Without a doubt, you should keep your car well maintained throughout the year, but when it comes to the cold winter months, it's doubly important to conduct those winter checks. Although winter checks are not that much different to normal car maintenance checks, there are some items that should perhaps be given more attention than others.
Here are our top maintenance tips that could help see you through the winter this year:
When conducting your winter maintenance checks, your battery should be your first priority. Cold and damp weather during the winter months can be put a massive strain on your vehicle's battery life and it can have a negative impact on how your battery can deliver. You can check whether you have enough charge in your battery by simply turning on your headlights before you start your engine. Once you've turned your engine on, if you notice the lights get brighter, your battery may be dying and struggling to provide enough power to start your vehicle.
Over time, you'll need to top up your engine coolant with a 50/50 mix of water and antifreeze, but in the winter it should be a 60/40 ratio.

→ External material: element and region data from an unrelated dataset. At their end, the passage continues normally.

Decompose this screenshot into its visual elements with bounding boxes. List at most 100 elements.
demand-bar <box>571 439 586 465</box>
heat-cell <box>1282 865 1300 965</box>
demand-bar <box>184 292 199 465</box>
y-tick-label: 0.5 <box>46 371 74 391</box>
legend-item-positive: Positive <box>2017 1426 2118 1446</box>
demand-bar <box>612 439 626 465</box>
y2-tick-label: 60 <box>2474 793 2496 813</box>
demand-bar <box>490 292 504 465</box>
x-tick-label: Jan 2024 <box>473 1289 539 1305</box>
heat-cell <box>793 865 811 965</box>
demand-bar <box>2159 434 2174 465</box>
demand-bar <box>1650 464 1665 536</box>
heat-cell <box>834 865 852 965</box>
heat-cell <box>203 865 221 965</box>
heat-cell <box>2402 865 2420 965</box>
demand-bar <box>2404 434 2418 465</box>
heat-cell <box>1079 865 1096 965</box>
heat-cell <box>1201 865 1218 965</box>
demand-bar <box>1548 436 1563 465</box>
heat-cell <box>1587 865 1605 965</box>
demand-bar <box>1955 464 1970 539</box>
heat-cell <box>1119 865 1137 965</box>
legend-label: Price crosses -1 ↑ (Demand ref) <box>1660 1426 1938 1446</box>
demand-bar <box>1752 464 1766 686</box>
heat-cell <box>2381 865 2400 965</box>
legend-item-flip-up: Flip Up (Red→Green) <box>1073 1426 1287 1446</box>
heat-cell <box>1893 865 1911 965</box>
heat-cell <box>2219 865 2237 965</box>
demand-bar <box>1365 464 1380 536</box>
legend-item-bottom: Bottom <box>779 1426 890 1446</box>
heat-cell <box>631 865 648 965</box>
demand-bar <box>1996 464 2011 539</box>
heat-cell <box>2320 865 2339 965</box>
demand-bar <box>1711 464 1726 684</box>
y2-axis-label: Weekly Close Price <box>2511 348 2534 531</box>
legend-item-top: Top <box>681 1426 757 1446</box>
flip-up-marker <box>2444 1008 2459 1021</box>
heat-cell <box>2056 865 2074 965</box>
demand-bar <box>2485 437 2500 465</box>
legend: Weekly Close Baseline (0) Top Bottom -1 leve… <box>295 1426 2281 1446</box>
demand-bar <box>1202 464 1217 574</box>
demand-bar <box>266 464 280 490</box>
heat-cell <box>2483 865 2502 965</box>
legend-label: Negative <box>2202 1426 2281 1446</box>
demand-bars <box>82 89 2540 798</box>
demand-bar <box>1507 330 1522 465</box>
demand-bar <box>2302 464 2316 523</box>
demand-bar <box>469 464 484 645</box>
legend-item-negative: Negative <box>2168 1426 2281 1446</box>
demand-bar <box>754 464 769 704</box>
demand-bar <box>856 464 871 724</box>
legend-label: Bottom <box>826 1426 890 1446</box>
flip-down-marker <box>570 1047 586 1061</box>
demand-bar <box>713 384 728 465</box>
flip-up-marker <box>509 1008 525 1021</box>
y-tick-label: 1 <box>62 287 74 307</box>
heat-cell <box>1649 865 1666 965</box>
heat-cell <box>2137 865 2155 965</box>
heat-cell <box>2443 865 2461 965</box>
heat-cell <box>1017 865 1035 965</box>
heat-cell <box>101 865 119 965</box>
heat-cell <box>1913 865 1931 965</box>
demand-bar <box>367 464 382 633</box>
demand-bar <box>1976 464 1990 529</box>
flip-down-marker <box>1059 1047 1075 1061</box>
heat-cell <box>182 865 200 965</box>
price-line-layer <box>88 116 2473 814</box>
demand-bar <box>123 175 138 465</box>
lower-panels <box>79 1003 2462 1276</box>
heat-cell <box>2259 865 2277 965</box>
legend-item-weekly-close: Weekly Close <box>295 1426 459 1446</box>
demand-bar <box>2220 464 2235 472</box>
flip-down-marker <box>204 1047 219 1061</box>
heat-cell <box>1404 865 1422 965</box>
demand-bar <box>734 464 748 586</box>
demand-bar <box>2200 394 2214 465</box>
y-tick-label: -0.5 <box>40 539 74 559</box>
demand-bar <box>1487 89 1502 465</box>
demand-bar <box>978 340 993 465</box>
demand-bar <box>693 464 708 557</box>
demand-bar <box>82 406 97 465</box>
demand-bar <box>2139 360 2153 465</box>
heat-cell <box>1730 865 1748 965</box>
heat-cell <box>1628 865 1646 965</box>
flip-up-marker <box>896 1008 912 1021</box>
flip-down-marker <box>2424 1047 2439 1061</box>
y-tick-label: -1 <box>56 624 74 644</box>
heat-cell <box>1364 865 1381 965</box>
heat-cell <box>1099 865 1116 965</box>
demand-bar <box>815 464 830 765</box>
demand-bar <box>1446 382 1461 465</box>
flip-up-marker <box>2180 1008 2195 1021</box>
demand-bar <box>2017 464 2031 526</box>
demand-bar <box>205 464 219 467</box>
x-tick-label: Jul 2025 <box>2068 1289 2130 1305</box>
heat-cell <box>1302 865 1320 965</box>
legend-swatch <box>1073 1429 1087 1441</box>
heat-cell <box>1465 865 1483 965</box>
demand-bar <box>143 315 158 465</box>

Many people often make the mistake of topping up their coolant with water throughout the year, which means that the antifreeze becomes over-diluted and then freezes during cold weather. Simply, unscrew your coolant reservoir cap, lower the tube into the coolant and simply squeeze the rubber bulb on the end to suck some antifreeze inside the tester.
It's essential to ensure that your tyres are in good condition as they are key to your vehicle's steering and braking. If you frequently drive in tough conditions in the winter snow then it is recommended that you invest in some winter tyres. Offering exceptional grip, winter tyres perform very well in the snow, ice and even when it's wet. It's also important that you check your tyres for pressure and tread depth. Although the legal limit is 1.6mm, it is recommended that you have more than this during the winter as they will give you a better grip.
We're all aware that winter weather is frequently wet and that your windscreen draws all the dirt from the road and trees, which means you use your windscreen wipers a lot more than usual. Ensure that you give your windscreen a thorough clean both inside and out and top up your washer fluid with some screen wash. You can buy ready mixed or concentrate screen wash, which you'll need to mix with water.
5. CHANGE YOUR OIL
You should check your oil regularly and should top it up when needed, but during the cold winter days, checking your oil couldn't be more important. Generally, you'll need thinner oil during the winter and when it comes to checking the oil, ensure that your vehicle is parked on level ground and that the engine is cold.
Although it sounds simple, you should check that all of your vehicle's lights, indicators and rear reflectors are clean, that there are no cracked lenses and that all of the bulbs are working as they should. Your exterior lights are extremely important, not only so that you can see the road ahead on those dark winter nights, but so that other road users can easily see you.
7. CHECK YOUR DEFROSTER AND HEATER
In order to help you drive safely in the winter you really need your defroster and heater to function properly. Although these types of repairs can be costly, one top tip that could help you save money is to check for any air leaks around your vehicle's doors and windows as leaks can allow in extra moisture and it may appear to seem that you have a broken defroster.
8. EMERGENCY KIT
If you don't already have an emergency kit in your vehicle, winter is most definitely the time to put one together. You may think that carrying an emergency kit with you in your vehicle at all times is a little extreme, but just imagine how glad you'd be if you ever found yourself stranded. Some things you may want to pack in your kit are a soft-bristled snow brush, plastic scraper, salt, a shovel, a torch, a couple of blankets and don't forget a fully charged mobile phone.